If one person in a marriage has an unresolved issue with the leadership of SMC the leadership should seek to resolve it. If they cannot they should encourage the couple and family to go to another church where this conflict will not arise and the couple can focus on their life together in God. Regardless of the feelings of the leadership, a marriage is a choice that responsible adults have made so should be respected as such. The couple should be blessed on their way and spoken kindly and respectfully of ever after. Not least because they have placed God and their permanent marriage rightly ahead of their temporary church.

 

If you as a Christian have placed your commitment to your church, or the leadership of your church, in your heart ahead of your commitment before God to your marriage partner you need to repent and correct that urgently.

 

You may need to miss some meetings and spend that time with your partner understanding what has gone wrong. And if necessary get confidential marriage counselling from a qualified Christian organisation.

 

The vow that speaks volumes

 

When people marry in Struthers Memorial Church what is the vow they make before God?

 

 

 

 

 

 

Is it to forsake all others and commit to stay with their partner until they are separated by death?

or is it

 

 

 

 

 

To forsake all others except the Struthers church leaders who will always get the first and best of my time and attention and commit to stay with their partner together until death - or until one of us wants to stop attending SMC?

 

 

 

 

 

Which of these vows is made in a Struthers wedding ceremony? We would invite the married people in Struthers to look again at the vow they made publicly and to live according to that vow. Alternatively don't make vows you don’t intend to keep. And don’t follow any Christian leader who has ever – even once in their lives -  encouraged a married person to leave their partner. Except in cases of criminality where the police have been involved we believe this is never appropriate.
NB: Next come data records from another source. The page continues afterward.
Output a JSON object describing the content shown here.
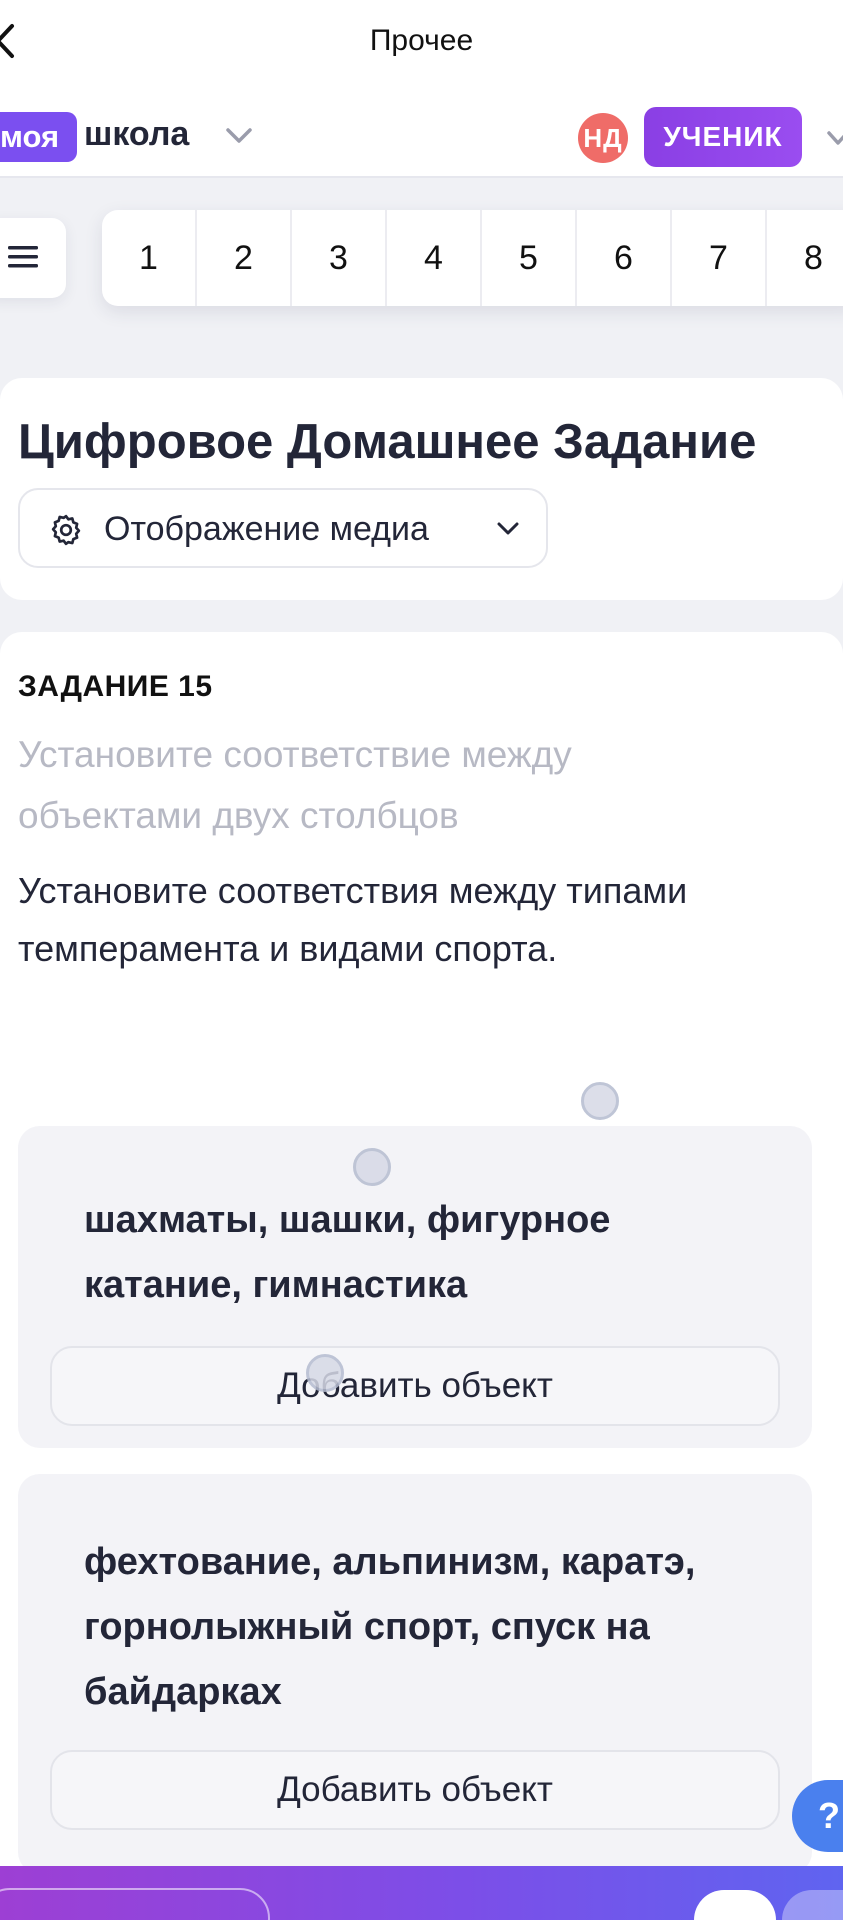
{
  "topnav": {
    "title": "Прочее"
  },
  "header": {
    "brand_pill": "моя",
    "brand_word": "школа",
    "avatar_initials": "НД",
    "role": "УЧЕНИК"
  },
  "task_nav": {
    "numbers": [
      "1",
      "2",
      "3",
      "4",
      "5",
      "6",
      "7",
      "8"
    ]
  },
  "main": {
    "title": "Цифровое Домашнее Задание",
    "media_button": "Отображение медиа"
  },
  "task": {
    "number": "ЗАДАНИЕ 15",
    "subtitle": "Установите соответствие между объектами двух столбцов",
    "text": "Установите соответствия между типами темперамента и видами спорта.",
    "targets": [
      {
        "label": "шахматы, шашки, фигурное катание, гимнастика",
        "add_button": "Добавить объект"
      },
      {
        "label": "фехтование, альпинизм, каратэ, горнолыжный спорт, спуск на байдарках",
        "add_button": "Добавить объект"
      }
    ]
  },
  "help": {
    "label": "?"
  },
  "colors": {
    "brand_purple": "#7b4ff0",
    "avatar_red": "#ef6c68",
    "help_blue": "#4a80ee",
    "text_dark": "#232638",
    "text_muted": "#b7b9c4"
  }
}
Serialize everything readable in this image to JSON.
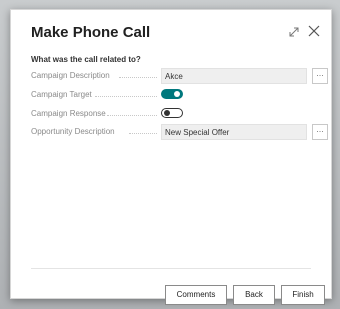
{
  "dialog": {
    "title": "Make Phone Call",
    "section_heading": "What was the call related to?"
  },
  "fields": [
    {
      "label": "Campaign Description",
      "value": "Akce",
      "assist": "…"
    },
    {
      "label": "Campaign Target",
      "toggle": "on"
    },
    {
      "label": "Campaign Response",
      "toggle": "off"
    },
    {
      "label": "Opportunity Description",
      "value": "New Special Offer",
      "assist": "…"
    }
  ],
  "buttons": {
    "comments": "Comments",
    "back": "Back",
    "finish": "Finish"
  },
  "colors": {
    "toggle_on": "#00787d"
  }
}
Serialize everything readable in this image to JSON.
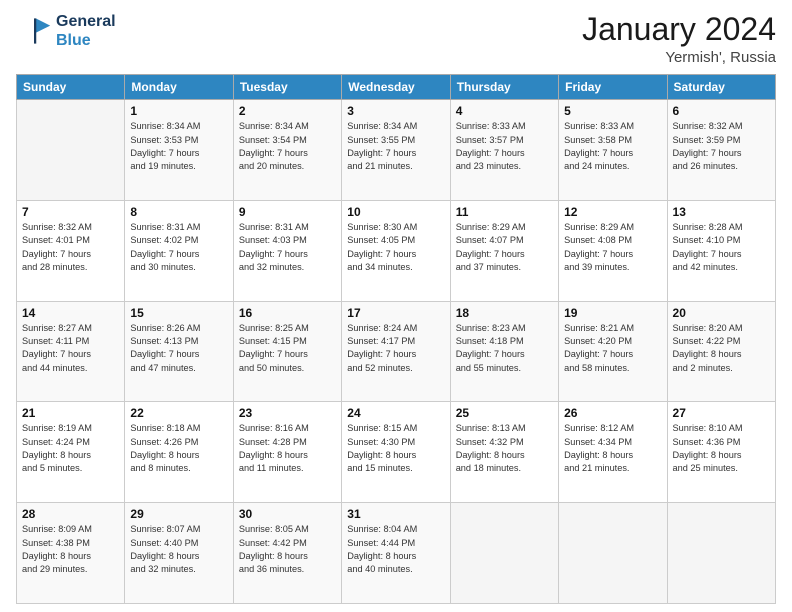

We believe it would be an abuse of position in dealing with people trying to solve problems in their marriage to encourage them to make remaining in attendance at Struthers the non-negotiable part; and leaving a married couple then no alternative advice but to resolve their problems on this basis or separate.

 

We believe that puts a church (not God – a church) before a marriage and if any Struthers leader has ever done this they should be utterly ashamed and now seek to put things right.